Pens writing
Credit: By Keith Williamson on Flickr. Some rights reserved.

Blirt, a new magazine website created by a computer science student to practice programming, offers an inventive mix of interactive journalism.

The site, created by Henry Kirkness of the University of the West of England, is presented as a cross between an online magazine and a social network for aspiring journalists where registered users can write and publish articles and subscribe to favourite writers to curate their own magazine.

"The main idea really is for aspiring journalists who want to publish their work, get feedback and build a portfolio," Kirkness told Journalism.co.uk. "but also for bloggers who might want to start posting but don't want to start a blog and get lots of traffic.

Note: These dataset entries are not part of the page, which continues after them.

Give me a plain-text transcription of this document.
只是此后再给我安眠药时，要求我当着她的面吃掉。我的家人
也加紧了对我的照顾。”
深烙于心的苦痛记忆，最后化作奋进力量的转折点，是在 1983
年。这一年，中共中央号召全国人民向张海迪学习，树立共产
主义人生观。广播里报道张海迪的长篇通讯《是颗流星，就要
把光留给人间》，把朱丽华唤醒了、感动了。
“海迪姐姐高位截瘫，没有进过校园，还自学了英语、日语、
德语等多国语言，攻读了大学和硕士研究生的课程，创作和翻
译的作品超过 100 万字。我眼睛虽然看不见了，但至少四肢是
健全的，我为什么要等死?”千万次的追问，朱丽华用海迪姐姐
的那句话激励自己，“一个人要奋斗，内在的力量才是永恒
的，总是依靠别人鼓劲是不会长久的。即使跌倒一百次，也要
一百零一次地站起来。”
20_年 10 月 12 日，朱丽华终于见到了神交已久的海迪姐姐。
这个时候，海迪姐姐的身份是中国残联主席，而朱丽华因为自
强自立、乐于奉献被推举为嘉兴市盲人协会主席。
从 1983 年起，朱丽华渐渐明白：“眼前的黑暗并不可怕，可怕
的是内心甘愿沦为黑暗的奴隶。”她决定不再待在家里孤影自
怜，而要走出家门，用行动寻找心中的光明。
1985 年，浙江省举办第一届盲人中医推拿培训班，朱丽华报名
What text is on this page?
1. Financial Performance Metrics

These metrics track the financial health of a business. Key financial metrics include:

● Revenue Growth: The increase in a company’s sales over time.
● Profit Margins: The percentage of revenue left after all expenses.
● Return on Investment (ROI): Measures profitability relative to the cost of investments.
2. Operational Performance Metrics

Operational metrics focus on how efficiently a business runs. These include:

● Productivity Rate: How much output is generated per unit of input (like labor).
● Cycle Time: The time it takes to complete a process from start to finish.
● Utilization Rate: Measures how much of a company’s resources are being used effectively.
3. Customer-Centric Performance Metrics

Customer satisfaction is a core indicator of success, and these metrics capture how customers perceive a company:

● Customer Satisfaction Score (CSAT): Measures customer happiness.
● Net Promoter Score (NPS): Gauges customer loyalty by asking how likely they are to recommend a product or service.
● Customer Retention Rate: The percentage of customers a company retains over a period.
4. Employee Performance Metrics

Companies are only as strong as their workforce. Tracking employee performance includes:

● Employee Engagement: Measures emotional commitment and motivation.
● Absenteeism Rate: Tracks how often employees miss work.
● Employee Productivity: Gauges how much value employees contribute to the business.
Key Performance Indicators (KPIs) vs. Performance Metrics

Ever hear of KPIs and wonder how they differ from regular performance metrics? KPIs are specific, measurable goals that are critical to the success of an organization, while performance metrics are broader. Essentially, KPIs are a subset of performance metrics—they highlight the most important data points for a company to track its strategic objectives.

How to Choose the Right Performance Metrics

"I also want to push for one-off story writers, so if you experience something really cool – like a news event – you can post your slant on the story."

Users can browse articles by topic while popular stories and writers see their articles promoted using data collected from social interactions and collated algorithmically.

"The score is the number of views or ratings," continued Kirkness," although if they get a low rating that doesn't come into it because people might just not agree with it whereas it might be a well written, interesting or controversial article.

"I've got the amount of comments it gets and then it also takes into account how frequently you're writing articles. It's a way of gaining exposure for those top writers."

Kirkness admitted that although there are other sites with a similar crowdsourced approach to publishing, he believed the presentation and thinking behind Blirt will make it stand out, both as a site for users to browse through articles and as a space for aspiring journalists to promote their work.

The site itself was programmed using PHP "completely from scratch" over a period of months before launching in January.